Eine derartige Situation war vorliegend jedoch nicht gegeben. Vielmehr hatte sich die Sach- und Rechtslage im Mai 2016 erheblich geändert. Der Antragsteller hat glaubhaft vorgetragen, dass er seit mehreren Jahrzehnten im Besitz der vom Streit betroffenen Fläche sei und dass der Antragsgegner nun erstmalig verbotene Eigenmacht ausgeübt und weitere verbotene Eigenmacht (Abriss der Gebäude) angedroht habe. Zuvor sei lediglich um die Berechtigung zum Besitz gestritten worden. Dieser Geschehensablauf schließt die Heranziehung des Verwirkungsgedankens im Rahmen der §§ 935, 940 ZPO aus.
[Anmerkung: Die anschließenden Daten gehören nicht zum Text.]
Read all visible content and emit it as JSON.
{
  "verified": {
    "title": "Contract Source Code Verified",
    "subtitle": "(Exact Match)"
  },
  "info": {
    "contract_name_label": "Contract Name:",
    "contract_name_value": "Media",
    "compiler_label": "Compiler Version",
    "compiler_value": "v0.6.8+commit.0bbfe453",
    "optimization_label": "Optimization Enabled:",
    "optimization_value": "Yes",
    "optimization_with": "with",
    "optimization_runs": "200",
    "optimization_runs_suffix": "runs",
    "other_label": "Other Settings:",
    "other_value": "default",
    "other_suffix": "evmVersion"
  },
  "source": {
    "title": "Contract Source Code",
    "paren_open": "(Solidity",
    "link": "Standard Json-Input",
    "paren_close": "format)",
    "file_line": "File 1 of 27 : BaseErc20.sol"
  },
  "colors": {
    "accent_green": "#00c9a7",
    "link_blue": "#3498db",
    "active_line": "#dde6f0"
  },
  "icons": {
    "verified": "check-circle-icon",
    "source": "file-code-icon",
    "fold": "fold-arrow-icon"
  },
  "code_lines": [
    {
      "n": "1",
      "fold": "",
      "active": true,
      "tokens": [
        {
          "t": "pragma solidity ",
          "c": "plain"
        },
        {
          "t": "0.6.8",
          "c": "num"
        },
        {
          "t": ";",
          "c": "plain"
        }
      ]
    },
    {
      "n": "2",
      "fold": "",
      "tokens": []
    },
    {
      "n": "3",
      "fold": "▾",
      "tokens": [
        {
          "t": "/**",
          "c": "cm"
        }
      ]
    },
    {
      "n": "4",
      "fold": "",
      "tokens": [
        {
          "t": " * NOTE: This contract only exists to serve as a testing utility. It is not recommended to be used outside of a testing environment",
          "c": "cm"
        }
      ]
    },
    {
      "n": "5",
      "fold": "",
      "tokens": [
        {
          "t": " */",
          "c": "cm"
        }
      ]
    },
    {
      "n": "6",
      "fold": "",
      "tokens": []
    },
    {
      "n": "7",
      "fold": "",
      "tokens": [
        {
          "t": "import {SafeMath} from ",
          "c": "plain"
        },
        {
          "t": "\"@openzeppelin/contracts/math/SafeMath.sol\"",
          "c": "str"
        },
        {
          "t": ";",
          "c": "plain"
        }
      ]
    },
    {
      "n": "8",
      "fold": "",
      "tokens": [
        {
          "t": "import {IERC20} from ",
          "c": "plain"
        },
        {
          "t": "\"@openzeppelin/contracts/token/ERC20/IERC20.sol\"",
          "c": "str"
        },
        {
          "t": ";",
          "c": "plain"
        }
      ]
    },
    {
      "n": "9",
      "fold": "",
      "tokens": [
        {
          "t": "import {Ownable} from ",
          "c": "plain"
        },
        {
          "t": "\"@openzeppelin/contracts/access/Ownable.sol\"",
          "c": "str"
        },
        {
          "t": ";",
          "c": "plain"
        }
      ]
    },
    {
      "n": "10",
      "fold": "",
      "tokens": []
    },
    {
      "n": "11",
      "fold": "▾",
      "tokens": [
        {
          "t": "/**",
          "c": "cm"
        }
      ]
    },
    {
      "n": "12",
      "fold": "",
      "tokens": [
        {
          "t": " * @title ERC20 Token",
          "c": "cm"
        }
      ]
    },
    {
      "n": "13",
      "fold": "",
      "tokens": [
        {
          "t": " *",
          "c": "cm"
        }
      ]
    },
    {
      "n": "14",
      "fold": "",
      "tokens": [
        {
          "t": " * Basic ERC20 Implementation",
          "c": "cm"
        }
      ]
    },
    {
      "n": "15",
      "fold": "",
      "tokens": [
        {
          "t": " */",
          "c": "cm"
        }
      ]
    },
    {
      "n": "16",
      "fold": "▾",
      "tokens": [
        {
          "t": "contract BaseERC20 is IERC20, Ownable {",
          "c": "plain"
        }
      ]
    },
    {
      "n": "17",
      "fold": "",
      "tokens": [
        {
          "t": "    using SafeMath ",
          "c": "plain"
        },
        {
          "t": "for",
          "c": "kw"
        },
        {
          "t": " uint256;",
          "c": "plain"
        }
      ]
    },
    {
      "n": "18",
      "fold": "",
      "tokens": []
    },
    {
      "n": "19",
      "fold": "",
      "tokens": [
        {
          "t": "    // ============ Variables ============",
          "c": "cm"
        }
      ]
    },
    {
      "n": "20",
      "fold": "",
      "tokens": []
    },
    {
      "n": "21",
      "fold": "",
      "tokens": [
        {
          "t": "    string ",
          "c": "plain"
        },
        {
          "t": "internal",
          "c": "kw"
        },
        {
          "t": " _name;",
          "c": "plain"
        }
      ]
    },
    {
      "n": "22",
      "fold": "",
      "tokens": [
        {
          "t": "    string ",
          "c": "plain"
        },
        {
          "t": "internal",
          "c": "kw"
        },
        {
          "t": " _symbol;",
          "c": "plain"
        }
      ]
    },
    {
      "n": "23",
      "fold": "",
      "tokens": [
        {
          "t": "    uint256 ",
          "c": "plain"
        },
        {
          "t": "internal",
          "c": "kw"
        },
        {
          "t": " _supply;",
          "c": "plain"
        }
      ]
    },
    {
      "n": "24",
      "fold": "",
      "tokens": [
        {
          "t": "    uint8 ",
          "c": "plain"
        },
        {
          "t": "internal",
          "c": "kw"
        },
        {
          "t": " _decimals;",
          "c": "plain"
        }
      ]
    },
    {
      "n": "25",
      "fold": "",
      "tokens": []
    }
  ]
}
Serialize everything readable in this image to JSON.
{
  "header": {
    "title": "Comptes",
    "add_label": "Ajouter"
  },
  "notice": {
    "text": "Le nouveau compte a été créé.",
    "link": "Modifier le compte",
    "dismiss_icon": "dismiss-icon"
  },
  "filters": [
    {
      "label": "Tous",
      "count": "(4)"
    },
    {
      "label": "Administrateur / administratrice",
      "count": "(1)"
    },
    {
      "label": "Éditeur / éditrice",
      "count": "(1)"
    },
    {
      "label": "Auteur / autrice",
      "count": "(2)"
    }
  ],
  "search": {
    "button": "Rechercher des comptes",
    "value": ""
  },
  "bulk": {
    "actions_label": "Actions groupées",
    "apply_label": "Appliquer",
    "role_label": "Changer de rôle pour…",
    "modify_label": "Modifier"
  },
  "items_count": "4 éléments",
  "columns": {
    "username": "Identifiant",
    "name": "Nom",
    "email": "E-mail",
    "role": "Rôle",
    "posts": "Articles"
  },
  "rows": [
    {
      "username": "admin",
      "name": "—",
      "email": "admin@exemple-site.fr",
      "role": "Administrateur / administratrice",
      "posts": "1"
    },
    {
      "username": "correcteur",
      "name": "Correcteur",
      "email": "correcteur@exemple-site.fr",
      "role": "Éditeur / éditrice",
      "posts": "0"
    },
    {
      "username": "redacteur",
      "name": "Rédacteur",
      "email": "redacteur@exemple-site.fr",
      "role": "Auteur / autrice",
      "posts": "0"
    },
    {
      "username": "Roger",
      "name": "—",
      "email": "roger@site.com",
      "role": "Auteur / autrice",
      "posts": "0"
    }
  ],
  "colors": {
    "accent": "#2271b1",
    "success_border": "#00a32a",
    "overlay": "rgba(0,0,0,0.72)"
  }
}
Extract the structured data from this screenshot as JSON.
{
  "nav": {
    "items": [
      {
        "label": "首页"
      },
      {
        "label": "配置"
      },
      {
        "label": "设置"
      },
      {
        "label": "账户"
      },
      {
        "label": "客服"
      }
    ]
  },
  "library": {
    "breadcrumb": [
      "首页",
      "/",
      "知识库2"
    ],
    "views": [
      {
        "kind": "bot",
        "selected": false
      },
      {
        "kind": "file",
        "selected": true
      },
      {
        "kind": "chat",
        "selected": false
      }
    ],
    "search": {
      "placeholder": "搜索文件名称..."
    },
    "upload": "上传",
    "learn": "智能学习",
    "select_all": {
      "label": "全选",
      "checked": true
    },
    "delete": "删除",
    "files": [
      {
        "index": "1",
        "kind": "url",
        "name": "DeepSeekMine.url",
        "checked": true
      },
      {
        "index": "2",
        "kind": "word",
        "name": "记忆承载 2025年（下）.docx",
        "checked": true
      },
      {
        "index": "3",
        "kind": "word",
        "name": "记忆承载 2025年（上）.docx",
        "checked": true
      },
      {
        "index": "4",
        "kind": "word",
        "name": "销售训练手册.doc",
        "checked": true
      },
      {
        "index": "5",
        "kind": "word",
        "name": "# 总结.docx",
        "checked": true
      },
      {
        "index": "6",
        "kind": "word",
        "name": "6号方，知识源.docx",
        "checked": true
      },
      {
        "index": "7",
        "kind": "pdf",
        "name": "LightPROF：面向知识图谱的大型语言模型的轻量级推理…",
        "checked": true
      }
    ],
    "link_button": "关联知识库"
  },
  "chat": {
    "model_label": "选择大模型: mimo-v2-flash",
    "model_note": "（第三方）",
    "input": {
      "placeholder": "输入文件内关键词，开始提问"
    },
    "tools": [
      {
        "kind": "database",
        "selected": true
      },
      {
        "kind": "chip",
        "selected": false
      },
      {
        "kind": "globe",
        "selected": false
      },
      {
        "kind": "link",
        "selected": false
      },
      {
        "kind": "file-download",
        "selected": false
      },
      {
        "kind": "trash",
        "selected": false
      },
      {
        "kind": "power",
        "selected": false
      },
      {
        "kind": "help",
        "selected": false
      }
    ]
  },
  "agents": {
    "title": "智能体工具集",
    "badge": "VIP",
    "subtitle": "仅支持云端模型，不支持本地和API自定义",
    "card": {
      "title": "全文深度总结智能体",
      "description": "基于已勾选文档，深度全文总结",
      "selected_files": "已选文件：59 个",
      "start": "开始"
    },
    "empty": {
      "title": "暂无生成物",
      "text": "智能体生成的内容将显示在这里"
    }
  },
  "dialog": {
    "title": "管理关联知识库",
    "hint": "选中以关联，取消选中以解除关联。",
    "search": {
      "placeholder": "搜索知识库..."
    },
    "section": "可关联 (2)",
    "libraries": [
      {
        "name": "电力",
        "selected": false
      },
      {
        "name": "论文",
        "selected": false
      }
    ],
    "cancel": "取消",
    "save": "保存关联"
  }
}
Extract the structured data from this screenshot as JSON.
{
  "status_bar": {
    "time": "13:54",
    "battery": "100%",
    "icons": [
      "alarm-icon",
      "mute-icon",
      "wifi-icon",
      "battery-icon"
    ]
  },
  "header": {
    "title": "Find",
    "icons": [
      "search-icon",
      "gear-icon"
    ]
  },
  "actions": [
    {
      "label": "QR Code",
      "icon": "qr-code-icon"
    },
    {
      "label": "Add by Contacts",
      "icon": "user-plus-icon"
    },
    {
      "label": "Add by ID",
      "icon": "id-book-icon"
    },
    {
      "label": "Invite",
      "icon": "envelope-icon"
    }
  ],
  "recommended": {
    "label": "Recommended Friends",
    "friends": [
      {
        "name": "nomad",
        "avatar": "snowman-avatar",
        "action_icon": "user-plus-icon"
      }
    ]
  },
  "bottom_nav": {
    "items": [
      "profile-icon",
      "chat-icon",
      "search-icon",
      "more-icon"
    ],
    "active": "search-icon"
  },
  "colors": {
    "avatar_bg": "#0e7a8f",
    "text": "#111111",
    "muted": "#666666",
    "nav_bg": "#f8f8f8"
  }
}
Im Ausgangspunkt ist zu beachten, dass das Entfallen eines Verfügungsgrundes wegen Verwirkung grundsätzlich – auch aufgrund der im Zivilprozess gegebenen Dispositionsbefugnis der beteiligten Parteien – eine Ausnahme darstellt. Denn es kann durchaus vernünftige Gründe für einen besonnenen Gläubiger geben, mit einem Eilantrag zu warten, etwa weil sich zwischenzeitlich eine unstreitige Lösung abzeichnet9. Entscheidend ist vorliegend, dass es für einen Antrag auf Erlass einer einstweiligen Verfügung vor Mai 2016 keinen Grund gab, da es bis zu diesem Zeitpunkt nicht zu Handlungen verbotener Eigenmacht gekommen war. Die gegenteilige Auffassung würde zu einem Entzug des Rechtsschutzes gerade dort führen, wo er nötig ist, um gewalttätige Auseinandersetzungen zu verhindern. Diese Auslegung lässt außer Betracht, dass der Justizgewährungsanspruch als staatliche Pflicht und individuelles Recht die Kehrseite des staatlichen Gewaltmonopols, der bürgerlichen Friedenspflicht und des Selbsthilfeverbots bildet10.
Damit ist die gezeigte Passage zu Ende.